Monday, October 13, 2008

The 333 Best Pop Songs of the 2000s: #268

#268: "Tonight" (2003) - Sara Evans

Clint Black once sang, “You won’t believe the things a heart can tell a mind;” he was singing of self-deception, one of the many topics troubling “Tonight”’s narrator. You see, what we have here is another cheating song, but this one—this one’s an odd bird. Evans here is positing the strange philosophical trope of cheating as self-awareness. “Know thyself,” Shakespeare once said, but I don’t believe he meant for us to sleep around in order to do so.


Actually, the song’s narrator doesn’t exactly advocate that action either, but consider this: she spends much less time speaking of her object de l’amour than she does struggling with her own culpability—and her own understanding of her own culpability. She spends half of one verse speaking of her feelings for her dark-end-of-the-street partner, and for the remainder of the songs she’s either justifying her actions (“there’s some things only lonely understands,” “Don’t the lies come easy baby when the truth just ain’t worth the fight”), questioning them (“I don’t know what’s wrong baby and I sure don’t know what’s right”), or deceiving herself (“Wrong can feel so right” followed by “I don’t know what’s wrong baby”).

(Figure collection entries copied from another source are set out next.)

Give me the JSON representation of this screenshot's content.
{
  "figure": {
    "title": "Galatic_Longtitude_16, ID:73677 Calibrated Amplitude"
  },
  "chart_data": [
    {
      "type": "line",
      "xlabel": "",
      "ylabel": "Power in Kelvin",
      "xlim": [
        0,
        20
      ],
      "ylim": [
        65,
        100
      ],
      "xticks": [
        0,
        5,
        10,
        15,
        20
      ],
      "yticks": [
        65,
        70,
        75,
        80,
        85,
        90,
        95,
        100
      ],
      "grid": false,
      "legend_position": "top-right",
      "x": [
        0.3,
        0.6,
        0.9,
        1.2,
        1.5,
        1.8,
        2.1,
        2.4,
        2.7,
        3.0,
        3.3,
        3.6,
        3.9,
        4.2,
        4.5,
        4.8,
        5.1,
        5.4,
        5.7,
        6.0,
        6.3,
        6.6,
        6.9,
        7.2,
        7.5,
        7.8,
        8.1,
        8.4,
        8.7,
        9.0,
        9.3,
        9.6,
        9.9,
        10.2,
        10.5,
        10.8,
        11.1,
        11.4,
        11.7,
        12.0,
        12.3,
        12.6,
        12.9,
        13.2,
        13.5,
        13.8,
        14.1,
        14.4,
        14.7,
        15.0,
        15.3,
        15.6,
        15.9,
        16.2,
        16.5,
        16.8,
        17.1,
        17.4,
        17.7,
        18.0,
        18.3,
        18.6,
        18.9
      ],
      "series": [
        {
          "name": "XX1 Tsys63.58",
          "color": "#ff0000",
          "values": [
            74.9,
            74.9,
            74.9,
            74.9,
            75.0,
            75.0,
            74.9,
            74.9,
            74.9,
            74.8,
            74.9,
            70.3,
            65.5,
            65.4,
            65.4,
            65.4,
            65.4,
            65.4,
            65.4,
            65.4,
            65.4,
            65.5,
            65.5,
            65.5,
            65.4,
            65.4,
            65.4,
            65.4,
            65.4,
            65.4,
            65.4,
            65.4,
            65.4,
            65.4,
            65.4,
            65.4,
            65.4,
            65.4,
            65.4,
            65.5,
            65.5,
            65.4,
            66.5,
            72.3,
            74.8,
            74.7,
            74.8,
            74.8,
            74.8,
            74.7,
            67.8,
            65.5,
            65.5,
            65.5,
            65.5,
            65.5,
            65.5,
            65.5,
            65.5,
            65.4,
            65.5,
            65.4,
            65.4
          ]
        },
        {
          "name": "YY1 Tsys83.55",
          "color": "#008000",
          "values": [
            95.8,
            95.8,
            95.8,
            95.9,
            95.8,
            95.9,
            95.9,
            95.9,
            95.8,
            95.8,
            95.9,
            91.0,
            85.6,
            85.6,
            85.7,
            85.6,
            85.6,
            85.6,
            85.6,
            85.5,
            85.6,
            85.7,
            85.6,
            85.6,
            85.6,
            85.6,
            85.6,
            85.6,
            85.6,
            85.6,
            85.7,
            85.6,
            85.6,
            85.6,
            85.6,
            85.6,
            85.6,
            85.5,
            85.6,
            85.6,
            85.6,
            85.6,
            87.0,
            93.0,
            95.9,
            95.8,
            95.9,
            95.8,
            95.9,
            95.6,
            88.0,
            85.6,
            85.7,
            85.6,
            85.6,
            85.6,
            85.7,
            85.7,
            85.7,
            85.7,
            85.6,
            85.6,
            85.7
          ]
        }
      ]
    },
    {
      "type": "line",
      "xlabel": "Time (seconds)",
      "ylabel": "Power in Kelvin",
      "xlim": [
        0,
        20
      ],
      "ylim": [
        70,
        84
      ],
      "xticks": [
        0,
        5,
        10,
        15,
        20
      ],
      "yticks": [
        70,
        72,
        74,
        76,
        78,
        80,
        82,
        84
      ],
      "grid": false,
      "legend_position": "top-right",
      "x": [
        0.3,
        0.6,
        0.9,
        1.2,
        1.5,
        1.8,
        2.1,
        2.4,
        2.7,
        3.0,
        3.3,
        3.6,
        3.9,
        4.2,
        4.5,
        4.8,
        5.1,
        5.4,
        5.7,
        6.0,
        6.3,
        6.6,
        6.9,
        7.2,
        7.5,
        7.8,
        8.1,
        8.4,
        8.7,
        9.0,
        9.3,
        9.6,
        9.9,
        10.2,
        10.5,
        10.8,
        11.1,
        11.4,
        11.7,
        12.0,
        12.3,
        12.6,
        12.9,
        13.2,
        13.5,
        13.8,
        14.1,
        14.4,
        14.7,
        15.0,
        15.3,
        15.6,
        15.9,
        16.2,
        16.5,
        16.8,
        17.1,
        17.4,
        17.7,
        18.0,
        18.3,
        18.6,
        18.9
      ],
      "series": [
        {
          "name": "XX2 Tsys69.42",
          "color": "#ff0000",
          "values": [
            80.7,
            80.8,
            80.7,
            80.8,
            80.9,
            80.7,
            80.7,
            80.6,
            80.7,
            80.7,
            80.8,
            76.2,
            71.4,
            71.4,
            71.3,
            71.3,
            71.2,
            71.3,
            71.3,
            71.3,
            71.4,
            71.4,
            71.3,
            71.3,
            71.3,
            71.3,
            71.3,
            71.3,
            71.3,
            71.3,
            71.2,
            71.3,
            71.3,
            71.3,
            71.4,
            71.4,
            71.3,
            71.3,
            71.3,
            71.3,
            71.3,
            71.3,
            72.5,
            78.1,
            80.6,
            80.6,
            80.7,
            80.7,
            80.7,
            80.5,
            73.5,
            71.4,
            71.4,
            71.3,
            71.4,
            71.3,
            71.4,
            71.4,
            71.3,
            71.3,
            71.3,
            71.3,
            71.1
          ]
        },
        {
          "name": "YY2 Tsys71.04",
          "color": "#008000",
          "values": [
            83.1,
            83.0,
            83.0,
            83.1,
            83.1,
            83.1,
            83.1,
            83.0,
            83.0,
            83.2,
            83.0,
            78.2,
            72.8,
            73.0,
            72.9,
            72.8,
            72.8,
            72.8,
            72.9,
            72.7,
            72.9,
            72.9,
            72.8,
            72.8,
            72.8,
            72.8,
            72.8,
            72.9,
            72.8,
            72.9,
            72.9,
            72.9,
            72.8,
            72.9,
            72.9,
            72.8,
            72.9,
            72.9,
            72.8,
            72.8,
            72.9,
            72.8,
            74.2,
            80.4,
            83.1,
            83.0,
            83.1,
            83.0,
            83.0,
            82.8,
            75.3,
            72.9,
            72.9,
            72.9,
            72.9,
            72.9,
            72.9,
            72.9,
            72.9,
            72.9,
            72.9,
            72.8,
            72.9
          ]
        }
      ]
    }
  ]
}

Maybe, though, she’s just trying to understand herself for the first time in her life. Though she’s not quite there yet, not fully free, she’s on the right path; she’s reflecting, and she’s starting to see life, see herself, with the rose-colored glasses—if not completely off her face yet—sliding down the bridge of her nose. She recognizes her weaknesses, and she sees her situation for (at least part) of what it is (“I might just be a sinner wanting to be a saint/One justifies the reasons one understands the pain”). Maybe she’s been stifled (“I’ve held it all together”) for so long, all her life perhaps, that she’s just now beginning to see herself as an independent woman: one with thoughts and desires all her own; one whose thoughts, feelings, and actions will no longer be dictated to her by others; One who is finally beginning to experience herself and freedom for the first time. She's Music Row's Nora Helmer.

Cheating=self-awarness. Self-awareness=freedom. Cheating=freedom. What?!? Surely not. Well, in this case, it fits. What about the family? What about her kids? Well, she wants to leave them, too. Really, she does--in a mainstream country song, at that! It’s all in the song. Go back and listen to it. You won’t believe the things a heart can tell a mind.